Евгений Александрович Мравинский

Евге́ний Алекса́ндрович Мрави́нский (22 мая (/4 июня, ст. ст.) 1903, Санкт-Петербург — 19 января 1988, Ленинград) — советский дирижёр, пианист, музыкальный педагог.

Евгений Александрович Мравинский
Статья в Википедии

Народный артист СССР, Герой Социалистического Труда, Лауреат Сталинской премии 1-ой степени и Ленинской премии.

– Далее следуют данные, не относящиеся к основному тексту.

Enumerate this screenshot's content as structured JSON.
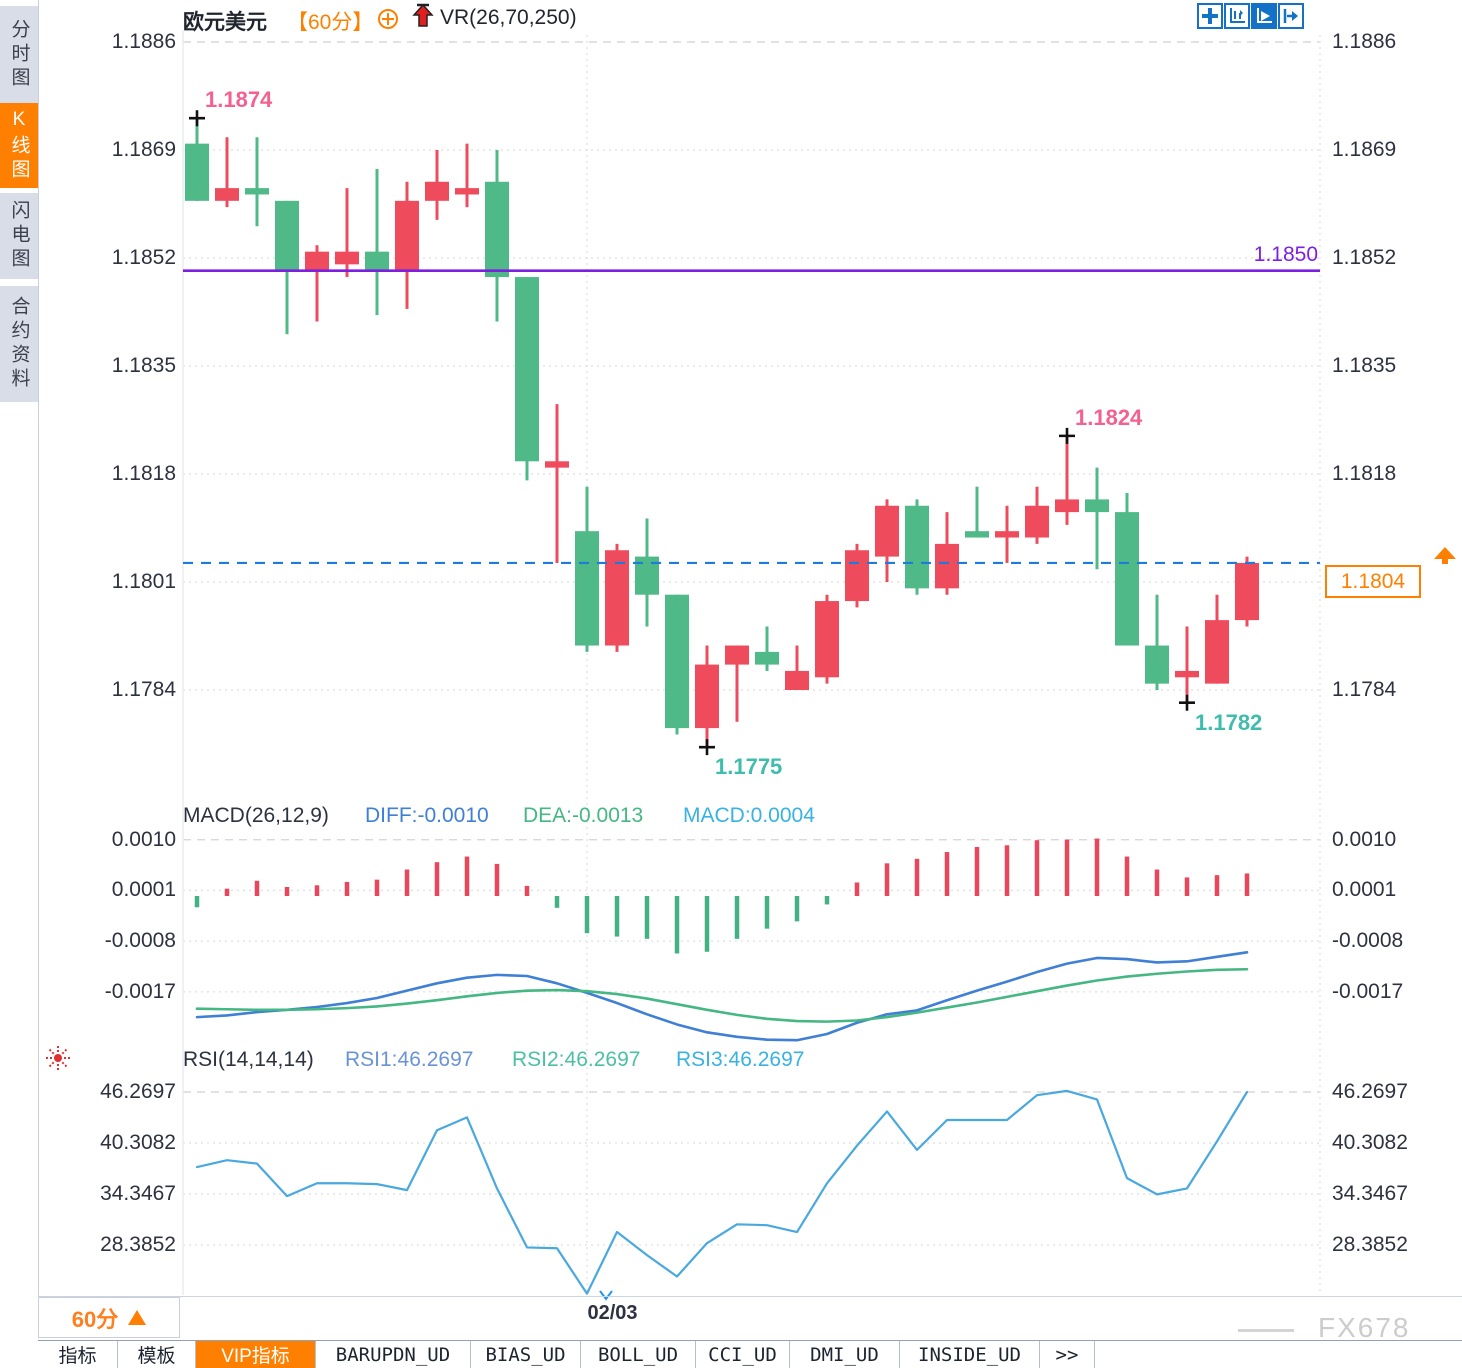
{
  "header": {
    "symbol": "欧元美元",
    "period_tag": "【60分】",
    "indicator_label": "VR(26,70,250)"
  },
  "sidebar": {
    "tabs": [
      {
        "label": "分时图",
        "active": false
      },
      {
        "label": "K线图",
        "active": true
      },
      {
        "label": "闪电图",
        "active": false
      },
      {
        "label": "合约资料",
        "active": false
      }
    ]
  },
  "colors": {
    "up_red": "#ee4c5c",
    "down_green": "#4fb987",
    "accent_orange": "#ff8000",
    "purple_line": "#7d1fe0",
    "current_price_blue": "#1d7be0",
    "diff_blue": "#3f7fd6",
    "dea_green": "#45b783",
    "macd_cyan": "#38b2e3",
    "rsi_line_blue": "#49a8e0",
    "annotation_pink": "#f2618f",
    "annotation_teal": "#3fbcab"
  },
  "chart_data": [
    {
      "type": "candlestick",
      "title": "欧元美元 60分 K线",
      "y_ticks": [
        "1.1886",
        "1.1869",
        "1.1852",
        "1.1835",
        "1.1818",
        "1.1801",
        "1.1784"
      ],
      "ylim": [
        1.1772,
        1.1888
      ],
      "grid": "dotted horizontal, dashed top row, vertical dotted at date tick",
      "candles_format": [
        "high",
        "body_top",
        "body_bottom",
        "low",
        "color g=green r=red"
      ],
      "candles": [
        [
          1.1874,
          1.187,
          1.1861,
          1.1861,
          "g"
        ],
        [
          1.1871,
          1.1863,
          1.1861,
          1.186,
          "r"
        ],
        [
          1.1871,
          1.1863,
          1.1862,
          1.1857,
          "g"
        ],
        [
          1.1861,
          1.1861,
          1.185,
          1.184,
          "g"
        ],
        [
          1.1854,
          1.1853,
          1.185,
          1.1842,
          "r"
        ],
        [
          1.1863,
          1.1853,
          1.1851,
          1.1849,
          "r"
        ],
        [
          1.1866,
          1.1853,
          1.185,
          1.1843,
          "g"
        ],
        [
          1.1864,
          1.1861,
          1.185,
          1.1844,
          "r"
        ],
        [
          1.1869,
          1.1864,
          1.1861,
          1.1858,
          "r"
        ],
        [
          1.187,
          1.1863,
          1.1862,
          1.186,
          "r"
        ],
        [
          1.1869,
          1.1864,
          1.1849,
          1.1842,
          "g"
        ],
        [
          1.1849,
          1.1849,
          1.182,
          1.1817,
          "g"
        ],
        [
          1.1829,
          1.182,
          1.1819,
          1.1804,
          "r"
        ],
        [
          1.1816,
          1.1809,
          1.1791,
          1.179,
          "g"
        ],
        [
          1.1807,
          1.1806,
          1.1791,
          1.179,
          "r"
        ],
        [
          1.1811,
          1.1805,
          1.1799,
          1.1794,
          "g"
        ],
        [
          1.1799,
          1.1799,
          1.1778,
          1.1777,
          "g"
        ],
        [
          1.1791,
          1.1788,
          1.1778,
          1.1775,
          "r"
        ],
        [
          1.1791,
          1.1791,
          1.1788,
          1.1779,
          "r"
        ],
        [
          1.1794,
          1.179,
          1.1788,
          1.1787,
          "g"
        ],
        [
          1.1791,
          1.1787,
          1.1784,
          1.1784,
          "r"
        ],
        [
          1.1799,
          1.1798,
          1.1786,
          1.1785,
          "r"
        ],
        [
          1.1807,
          1.1806,
          1.1798,
          1.1797,
          "r"
        ],
        [
          1.1814,
          1.1813,
          1.1805,
          1.1801,
          "r"
        ],
        [
          1.1814,
          1.1813,
          1.18,
          1.1799,
          "g"
        ],
        [
          1.1812,
          1.1807,
          1.18,
          1.1799,
          "r"
        ],
        [
          1.1816,
          1.1809,
          1.1808,
          1.1808,
          "g"
        ],
        [
          1.1813,
          1.1809,
          1.1808,
          1.1804,
          "r"
        ],
        [
          1.1816,
          1.1813,
          1.1808,
          1.1807,
          "r"
        ],
        [
          1.1824,
          1.1814,
          1.1812,
          1.181,
          "r"
        ],
        [
          1.1819,
          1.1814,
          1.1812,
          1.1803,
          "g"
        ],
        [
          1.1815,
          1.1812,
          1.1791,
          1.1791,
          "g"
        ],
        [
          1.1799,
          1.1791,
          1.1785,
          1.1784,
          "g"
        ],
        [
          1.1794,
          1.1787,
          1.1786,
          1.1782,
          "r"
        ],
        [
          1.1799,
          1.1795,
          1.1785,
          1.1785,
          "r"
        ],
        [
          1.1805,
          1.1804,
          1.1795,
          1.1794,
          "r"
        ]
      ],
      "hlines": [
        {
          "price": 1.185,
          "label": "1.1850",
          "style": "solid",
          "color": "purple"
        },
        {
          "price": 1.1804,
          "label": "1.1804",
          "style": "dashed",
          "color": "blue",
          "badge": true
        }
      ],
      "annotations": [
        {
          "text": "1.1874",
          "candle": 0,
          "price": 1.1874,
          "color": "pink",
          "placement": "above"
        },
        {
          "text": "1.1824",
          "candle": 29,
          "price": 1.1824,
          "color": "pink",
          "placement": "above"
        },
        {
          "text": "1.1775",
          "candle": 17,
          "price": 1.1775,
          "color": "teal",
          "placement": "below"
        },
        {
          "text": "1.1782",
          "candle": 33,
          "price": 1.1782,
          "color": "teal",
          "placement": "below"
        }
      ],
      "x_axis": {
        "date_label": "02/03",
        "date_candle_index": 13
      }
    },
    {
      "type": "bar+line",
      "title": "MACD(26,12,9)",
      "legend": {
        "diff_label": "DIFF:-0.0010",
        "dea_label": "DEA:-0.0013",
        "macd_label": "MACD:0.0004"
      },
      "y_ticks": [
        "0.0010",
        "0.0001",
        "-0.0008",
        "-0.0017"
      ],
      "bars": [
        -0.0002,
        0.00013,
        0.00027,
        0.00016,
        0.00019,
        0.00025,
        0.00029,
        0.00047,
        0.0006,
        0.0007,
        0.00057,
        0.00018,
        -0.00021,
        -0.00066,
        -0.00072,
        -0.00076,
        -0.00102,
        -0.00099,
        -0.00076,
        -0.00058,
        -0.00045,
        -0.00015,
        0.00024,
        0.00058,
        0.00066,
        0.00078,
        0.00087,
        0.0009,
        0.00099,
        0.001,
        0.00102,
        0.0007,
        0.00047,
        0.00033,
        0.00037,
        0.0004
      ],
      "diff": [
        -0.00215,
        -0.00212,
        -0.00206,
        -0.00202,
        -0.00197,
        -0.0019,
        -0.00181,
        -0.00168,
        -0.00155,
        -0.00145,
        -0.0014,
        -0.00142,
        -0.00155,
        -0.00172,
        -0.0019,
        -0.0021,
        -0.00228,
        -0.00242,
        -0.0025,
        -0.00255,
        -0.00256,
        -0.00245,
        -0.00225,
        -0.0021,
        -0.00203,
        -0.00185,
        -0.00168,
        -0.00152,
        -0.00135,
        -0.0012,
        -0.0011,
        -0.00112,
        -0.00118,
        -0.00116,
        -0.00108,
        -0.001
      ],
      "dea": [
        -0.002,
        -0.00201,
        -0.00202,
        -0.00202,
        -0.00201,
        -0.00199,
        -0.00196,
        -0.00191,
        -0.00185,
        -0.00178,
        -0.00172,
        -0.00168,
        -0.00167,
        -0.00169,
        -0.00174,
        -0.00182,
        -0.00192,
        -0.00202,
        -0.00211,
        -0.00218,
        -0.00222,
        -0.00223,
        -0.00221,
        -0.00215,
        -0.00207,
        -0.00198,
        -0.00189,
        -0.00179,
        -0.00169,
        -0.00159,
        -0.0015,
        -0.00143,
        -0.00138,
        -0.00134,
        -0.00131,
        -0.0013
      ]
    },
    {
      "type": "line",
      "title": "RSI(14,14,14)",
      "legend": {
        "rsi1_label": "RSI1:46.2697",
        "rsi2_label": "RSI2:46.2697",
        "rsi3_label": "RSI3:46.2697"
      },
      "y_ticks": [
        "46.2697",
        "40.3082",
        "34.3467",
        "28.3852"
      ],
      "rsi": [
        37.5,
        38.3,
        37.9,
        34.1,
        35.6,
        35.6,
        35.5,
        34.8,
        41.8,
        43.3,
        35.0,
        28.1,
        28.0,
        22.7,
        29.9,
        27.2,
        24.7,
        28.6,
        30.8,
        30.7,
        29.9,
        35.6,
        40.0,
        44.0,
        39.5,
        43.0,
        43.0,
        43.0,
        45.9,
        46.4,
        45.4,
        36.2,
        34.3,
        35.0,
        40.5,
        46.2697
      ]
    }
  ],
  "price_badge": {
    "value": "1.1804"
  },
  "purple_line_label": "1.1850",
  "bottom": {
    "period": "60分",
    "date": "02/03",
    "watermark": "FX678",
    "tabs": [
      {
        "label": "指标",
        "active": false
      },
      {
        "label": "模板",
        "active": false
      },
      {
        "label": "VIP指标",
        "active": true
      },
      {
        "label": "BARUPDN_UD",
        "active": false
      },
      {
        "label": "BIAS_UD",
        "active": false
      },
      {
        "label": "BOLL_UD",
        "active": false
      },
      {
        "label": "CCI_UD",
        "active": false
      },
      {
        "label": "DMI_UD",
        "active": false
      },
      {
        "label": "INSIDE_UD",
        "active": false
      },
      {
        "label": ">>",
        "active": false
      }
    ]
  }
}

Главный дирижёр Заслуженного коллектива РСФСР академического симфонического оркестра Ленинградской филармонии (с 1938 по 1988 годы).

Цитаты

править
  •  

И след мой «бесследный» тянется цепочкой в Вечности и кто захочет, и кому дано — тот увидит его и уследит.[1]

  •  

Симфония Рахманинова — как человеческий документ небезынтересна; в этом смысле даже слегка перекликается с Восьмой Шостаковича: невеселые попытки подвести невеселые итоги. И в итоге — даже невозможность их подведения. (У Шостаковича — кульминация финала; у Рахманинова — неожиданный эпизод джаз-гримасы тоже в финале).[1]

  •  

Мы, «помогающие» играть оркестру, часто вредим напряженностью внимания и мудрим излишне. Я уже давно, например, понял, что «специальные духовые» auf такты — ерунда (как правило) и абсолютно не нужны, за редкими исключениями.[1]

  •  

В 7 часов пришли домой. Снежные поля и дальние леса еще были озарены нежно, тепло и радостно. Жарко горели на опушке желтые стволы сосен, и густо зеленели ярусы сосновых крон. Казалось, нигде в мире нет ни одной злой мысли, злого человека, — а только добро, радость, ласка и улыбка навстречу друг другу... Посидел часок у себя. Стояла густая — «очажная» — тишина. Комнату наполняли белые, снежные сумерки... В окно с темно-синего, вечереющего неба глядел полный серебряный месяц. Включил радио. Звучал рояль. Тихие, грустно-волнующие переливы… пахну́ло детством, закатной грустью ранней юности… грустью, ставшей позже томящим зовом, «журавлиной» тоской, неумершей и сейчас, неизбывной никогда… Голос диктора сказал: «Аренский, „Грёзы“, из Четвертой сюиты». Так вот почему так задела, колыхнула эта музыка душу: Аренский детства, 10-х годов, Петербурга, маминых романсов… незыблемость… неуловимость… Мир ― это незыблемая неуловимость.[1]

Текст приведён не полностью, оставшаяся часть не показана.